Problématique : Il s’agit d’évaluer les bénéfices/coûts à long terme d’une thérapie cognitivo-comportementale supplémentaire chez les patients souffrant de dépression résistante au traitement.
Contexte : en effet, il n’existe à ce jour que peu d’études expérimentales ayant évalué la thérapie cognitivo-comportementale (TCC) dans la dépression résistante au traitement (cinq au total). Les études existantes portaient souvent sur un petit nombre de cas (n<) et/ou n’étudiaient qu’une courte période (8-20 semaines). Les études à long terme font défaut dans ce domaine.
Patients et méthodes : il s’agit d’une étude randomisée et contrôlée appelée CoBalT, menée sur plusieurs sites en Angleterre. L’étude CoBalT a inclus des patients âgés de 18 à 75 ans qui avaient déjà été traités par un antidépresseur pendant six semaines, mais qui présentaient toujours des symptômes dépressifs significatifs (valeurs BDI >14) et qui répondaient aux critères CIM-10 pour un épisode dépressif. Ces patients ont été randomisés dans les deux groupes de traitement “traitement standard” ou “kVT supplémentaire”. Le suivi a été effectué notamment par courrier ou par téléphone. Le suivi a été effectué trois à cinq ans après la randomisation des patients. Le critère d’évaluation principal était l’auto-évaluation par les patients de leur symptomatologie dépressive. Une analyse économique coûts/bénéfices a également été réalisée.
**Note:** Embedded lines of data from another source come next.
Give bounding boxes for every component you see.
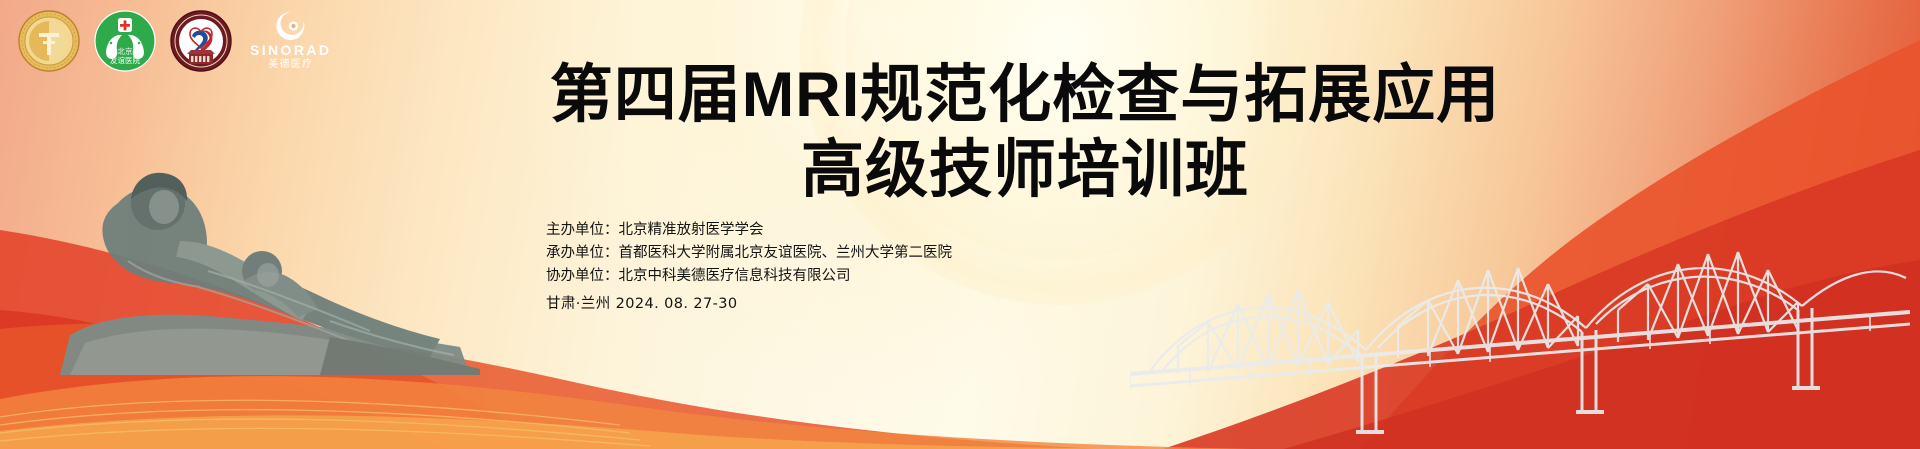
logo-text-beijing: 北京 xyxy=(118,46,133,56)
credit-organizer: 主办单位：北京精准放射医学学会 xyxy=(546,219,952,242)
conference-banner: 北京 友谊医院 xyxy=(0,0,1920,449)
banner-headline: 第四届MRI规范化检查与拓展应用 高级技师培训班 xyxy=(0,62,1920,204)
sinorad-wordmark: SINORAD xyxy=(250,43,331,57)
logo-row: 北京 友谊医院 xyxy=(18,8,331,74)
logo-text-friendship-hospital: 友谊医院 xyxy=(110,55,140,65)
sinorad-mark-icon xyxy=(276,11,306,41)
credit-venue-date: 甘肃·兰州 2024. 08. 27-30 xyxy=(546,293,952,316)
credits-block: 主办单位：北京精准放射医学学会 承办单位：首都医科大学附属北京友谊医院、兰州大学… xyxy=(546,219,952,316)
gold-emblem-logo xyxy=(18,10,80,72)
page-title-line-2: 高级技师培训班 xyxy=(0,137,1920,204)
sinorad-logo: SINORAD 美德医疗 xyxy=(250,11,331,72)
lanzhou-university-second-hospital-logo xyxy=(170,10,232,72)
credit-co-organizer: 协办单位：北京中科美德医疗信息科技有限公司 xyxy=(546,265,952,288)
sinorad-chinese-name: 美德医疗 xyxy=(268,59,313,72)
beijing-friendship-hospital-logo: 北京 友谊医院 xyxy=(94,10,156,72)
credit-host: 承办单位：首都医科大学附属北京友谊医院、兰州大学第二医院 xyxy=(546,242,952,265)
Résultats : Entre novembre 2008 et septembre 2010, un total de 469 patients éligibles ont été inclus dans l’étude CoBalT. Les résultats du suivi de 248 patients étaient disponibles (136 patients avaient reçu la kVT, 112 patients le traitement standard). Après une médiane de 45,5 mois, les valeurs BDI (c’est-à-dire la sévérité des symptômes dépressifs) étaient très significativement plus faibles dans le groupe kVT que dans le bras de comparaison. La thérapie cognitivo-comportementale s’est en outre révélée très rentable dans l’analyse économique.
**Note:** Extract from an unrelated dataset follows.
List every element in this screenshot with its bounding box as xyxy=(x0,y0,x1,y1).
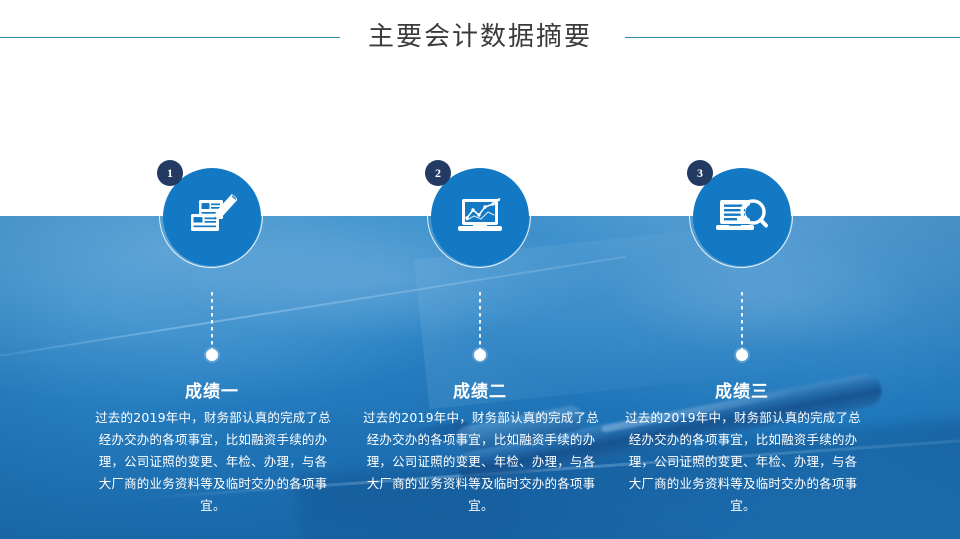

Conclusions des auteurs : la thérapie cognitivo-comportementale , en plus du traitement par antidépresseurs, s’avère cliniquement supérieure et rentable dans le suivi à long terme des patients qui n’ont pas répondu à la pharmacothérapie seule.
Commentaire : Il s’agit d’un travail important et de grande qualité méthodologique de Nicola Wiles et ses collègues, car le thème du “traitement psychothérapeutique de la dépression résistante aux traitements” est d’une très grande pertinence clinique en Suisse également. Les troubles dépressifs font partie des pathologies les plus graves en Suisse et dans le monde. Malgré cela, la dépression est souvent méconnue ou insuffisamment traitée. En cas de traitement insuffisant, les symptômes résiduels ou les rechutes peuvent avoir un impact considérable sur la qualité de vie des personnes concernées (mais aussi de leur entourage). Dans le traitement de la dépression, on utilise non seulement des méthodes biologiques (p. ex. luminothérapie, électroconvulsivothérapie, stimulation magnétique transcrânienne), mais aussi des méthodes créatives et thérapeutiques (p. ex. ergothérapie, art-thérapie, équithérapie, musicothérapie), des antidépresseurs et surtout des méthodes psychothérapeutiques. Idéalement, les mesures sont adaptées au patient concerné de manière individuelle, intégrative et multimodale. En ce qui concerne les méthodes psychothérapeutiques, ce sont surtout la thérapie cognitivo-comportementale (comme dans l’étude présentée), la psychothérapie interpersonnelle (IPT) et la psychothérapie spécifique aux troubles de la dépression chronique (CBASP) qui ont fait leurs preuves scientifiques dans cette indication, en setting individuel ou en groupe. En général, une évaluation précoce par un spécialiste est recommandée afin de mettre en place un traitement et de prévenir la chronicité de la maladie dépressive.